A women’s group marked the pending 10-year anniversary of the Sept. 11 attacks by holding its 520th weekly vigil in front of the State Capitol on Wednesday.
Fourteen women and one man dressed in black, the color of mourning, held placards and handed out flyers at the southern gate of the Capitol supporting the peace movement.
Women in Black, an informal group of local protesters opposing the U.S. wars in Iraq and Afghanistan, claims to have held the hourlong weekly protest since the Twin Towers fell in New York 10 years ago on Sunday. The original Women in Black group started in Jerusalem in 1988 as a peace movement between Palestinian and Israeli women and gained increased recognition in the U.S. following the Sept. 11 attacks, according to the protesters.
Pam Murfin, a spokeswoman for the group, said the anniversary provided a public forum to advocate an end to U.S. military operations in the Middle East.
“Sept. 11 was a terrible event, with a terrible reaction. Rather than negotiating and trying to lessen the violence, our government leapt in and escalated it. It has caused a lot of death and maiming,” Murfin said. “War is not the answer, and [students] can be helpful if they get involved in some way, even if it’s just talking to people about how to solve conflict nonviolently.”
Moneta Prince, an Austin resident who joined the group following the U.S. led invasion of Iraq, said community attitudes to the wars have changed in the eight years she has supported the cause.
“People are a little more wise to what the [wars] are about. They’re withdrawing their support, and I think most people would like to pull out,” Prince said.

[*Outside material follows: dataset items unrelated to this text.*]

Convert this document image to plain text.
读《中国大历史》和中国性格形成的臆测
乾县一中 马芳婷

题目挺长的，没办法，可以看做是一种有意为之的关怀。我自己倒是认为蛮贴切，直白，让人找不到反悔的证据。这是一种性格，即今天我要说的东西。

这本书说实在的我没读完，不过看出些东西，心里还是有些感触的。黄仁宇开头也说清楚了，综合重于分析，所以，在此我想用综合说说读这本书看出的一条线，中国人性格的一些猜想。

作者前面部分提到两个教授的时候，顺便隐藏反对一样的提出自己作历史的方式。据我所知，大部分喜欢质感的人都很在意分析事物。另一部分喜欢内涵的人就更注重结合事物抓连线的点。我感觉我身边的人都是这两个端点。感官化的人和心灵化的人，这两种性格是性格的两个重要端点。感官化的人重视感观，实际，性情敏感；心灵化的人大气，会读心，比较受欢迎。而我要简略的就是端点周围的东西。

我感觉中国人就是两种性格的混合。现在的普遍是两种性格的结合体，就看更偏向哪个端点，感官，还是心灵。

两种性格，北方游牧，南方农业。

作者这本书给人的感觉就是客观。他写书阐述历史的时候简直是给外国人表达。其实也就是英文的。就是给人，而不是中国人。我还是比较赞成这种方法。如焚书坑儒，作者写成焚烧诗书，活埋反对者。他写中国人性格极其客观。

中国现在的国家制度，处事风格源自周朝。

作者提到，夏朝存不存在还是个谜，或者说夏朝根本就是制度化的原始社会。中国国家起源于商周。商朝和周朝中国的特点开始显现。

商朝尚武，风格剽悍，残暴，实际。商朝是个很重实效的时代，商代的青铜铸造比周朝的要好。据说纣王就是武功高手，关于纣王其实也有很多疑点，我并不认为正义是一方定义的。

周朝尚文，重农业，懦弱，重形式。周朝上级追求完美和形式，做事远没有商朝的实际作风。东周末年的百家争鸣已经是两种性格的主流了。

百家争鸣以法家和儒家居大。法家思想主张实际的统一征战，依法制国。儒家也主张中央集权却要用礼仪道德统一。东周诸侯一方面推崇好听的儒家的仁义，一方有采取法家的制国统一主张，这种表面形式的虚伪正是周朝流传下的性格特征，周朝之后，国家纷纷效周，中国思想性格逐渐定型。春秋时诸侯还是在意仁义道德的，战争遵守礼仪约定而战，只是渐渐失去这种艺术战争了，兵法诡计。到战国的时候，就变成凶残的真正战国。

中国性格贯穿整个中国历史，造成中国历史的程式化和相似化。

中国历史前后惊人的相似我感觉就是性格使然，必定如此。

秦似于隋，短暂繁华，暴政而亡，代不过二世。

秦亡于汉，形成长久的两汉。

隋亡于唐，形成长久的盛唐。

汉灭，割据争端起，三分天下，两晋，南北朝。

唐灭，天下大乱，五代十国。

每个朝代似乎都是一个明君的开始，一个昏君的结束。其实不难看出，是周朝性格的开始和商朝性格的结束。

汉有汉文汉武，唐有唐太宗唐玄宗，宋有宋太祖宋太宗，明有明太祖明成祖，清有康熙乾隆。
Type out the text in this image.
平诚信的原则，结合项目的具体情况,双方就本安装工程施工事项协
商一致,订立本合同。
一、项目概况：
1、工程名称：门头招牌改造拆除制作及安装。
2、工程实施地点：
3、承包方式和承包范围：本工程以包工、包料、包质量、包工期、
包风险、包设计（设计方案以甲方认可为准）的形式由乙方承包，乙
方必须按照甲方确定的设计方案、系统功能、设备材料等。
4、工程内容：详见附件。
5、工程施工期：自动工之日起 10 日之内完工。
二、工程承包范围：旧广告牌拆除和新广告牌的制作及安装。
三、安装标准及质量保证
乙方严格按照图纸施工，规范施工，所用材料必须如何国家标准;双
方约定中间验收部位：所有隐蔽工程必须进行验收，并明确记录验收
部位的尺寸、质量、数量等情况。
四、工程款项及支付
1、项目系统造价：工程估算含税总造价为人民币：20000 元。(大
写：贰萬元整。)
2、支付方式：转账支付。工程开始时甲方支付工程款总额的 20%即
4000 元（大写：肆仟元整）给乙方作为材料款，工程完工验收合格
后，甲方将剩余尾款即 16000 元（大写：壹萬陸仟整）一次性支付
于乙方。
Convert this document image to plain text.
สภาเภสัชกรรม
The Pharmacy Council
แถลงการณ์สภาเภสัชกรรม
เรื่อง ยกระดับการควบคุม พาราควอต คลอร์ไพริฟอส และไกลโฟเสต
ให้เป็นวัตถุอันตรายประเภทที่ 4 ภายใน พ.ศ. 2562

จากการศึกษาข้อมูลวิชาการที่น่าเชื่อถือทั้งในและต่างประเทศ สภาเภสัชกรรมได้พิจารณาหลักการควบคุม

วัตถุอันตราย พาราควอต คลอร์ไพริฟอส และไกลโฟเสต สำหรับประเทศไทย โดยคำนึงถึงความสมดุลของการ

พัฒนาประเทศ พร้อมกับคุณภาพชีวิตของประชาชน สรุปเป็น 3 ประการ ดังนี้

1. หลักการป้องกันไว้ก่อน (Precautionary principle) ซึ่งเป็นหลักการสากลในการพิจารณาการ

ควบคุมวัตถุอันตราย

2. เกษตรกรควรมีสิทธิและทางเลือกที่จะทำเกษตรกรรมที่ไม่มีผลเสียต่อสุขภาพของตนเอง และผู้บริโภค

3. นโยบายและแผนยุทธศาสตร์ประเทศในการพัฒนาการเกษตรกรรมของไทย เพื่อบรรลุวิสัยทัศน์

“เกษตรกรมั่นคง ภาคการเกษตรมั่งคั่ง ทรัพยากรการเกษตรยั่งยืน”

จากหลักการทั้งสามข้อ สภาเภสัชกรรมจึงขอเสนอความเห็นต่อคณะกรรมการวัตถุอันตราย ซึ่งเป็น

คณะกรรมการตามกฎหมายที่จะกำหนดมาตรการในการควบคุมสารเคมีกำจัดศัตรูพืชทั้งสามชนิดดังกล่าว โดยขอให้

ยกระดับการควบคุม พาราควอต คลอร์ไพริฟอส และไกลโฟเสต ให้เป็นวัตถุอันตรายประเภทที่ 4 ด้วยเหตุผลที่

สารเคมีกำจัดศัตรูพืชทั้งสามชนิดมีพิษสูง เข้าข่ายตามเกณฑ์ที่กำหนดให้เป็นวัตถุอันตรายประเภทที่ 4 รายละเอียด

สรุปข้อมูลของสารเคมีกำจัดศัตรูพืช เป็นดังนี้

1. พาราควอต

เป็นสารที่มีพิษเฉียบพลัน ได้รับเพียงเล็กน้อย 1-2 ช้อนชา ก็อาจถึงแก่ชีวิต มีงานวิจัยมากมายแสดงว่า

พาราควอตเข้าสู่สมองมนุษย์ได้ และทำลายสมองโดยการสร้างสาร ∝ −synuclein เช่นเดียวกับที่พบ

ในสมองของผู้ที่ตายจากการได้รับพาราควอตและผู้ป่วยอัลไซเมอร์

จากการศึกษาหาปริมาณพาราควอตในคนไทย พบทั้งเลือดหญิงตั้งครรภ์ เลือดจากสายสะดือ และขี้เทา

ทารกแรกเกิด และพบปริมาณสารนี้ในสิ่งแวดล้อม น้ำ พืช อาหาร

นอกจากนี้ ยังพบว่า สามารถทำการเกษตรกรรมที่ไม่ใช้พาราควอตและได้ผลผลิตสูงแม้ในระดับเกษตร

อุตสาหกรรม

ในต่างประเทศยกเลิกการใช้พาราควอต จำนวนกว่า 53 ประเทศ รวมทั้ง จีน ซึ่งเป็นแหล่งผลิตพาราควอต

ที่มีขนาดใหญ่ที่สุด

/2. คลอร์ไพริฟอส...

English senior Evelyn Gibson said she expected the mood to be sombre on Sunday but agrees that support for the wars among the student body has seen a steady decline.
“We really cared in 2008 with the election of Obama, but nothing has changed. Politics is the same,” Gibson said. “I don’t think a lot of us want to be there anymore. We wasted all this money, and we haven’t really got anywhere, especially in Afghanistan. We killed Osama Bin Laden, but there’s still no end in sight.”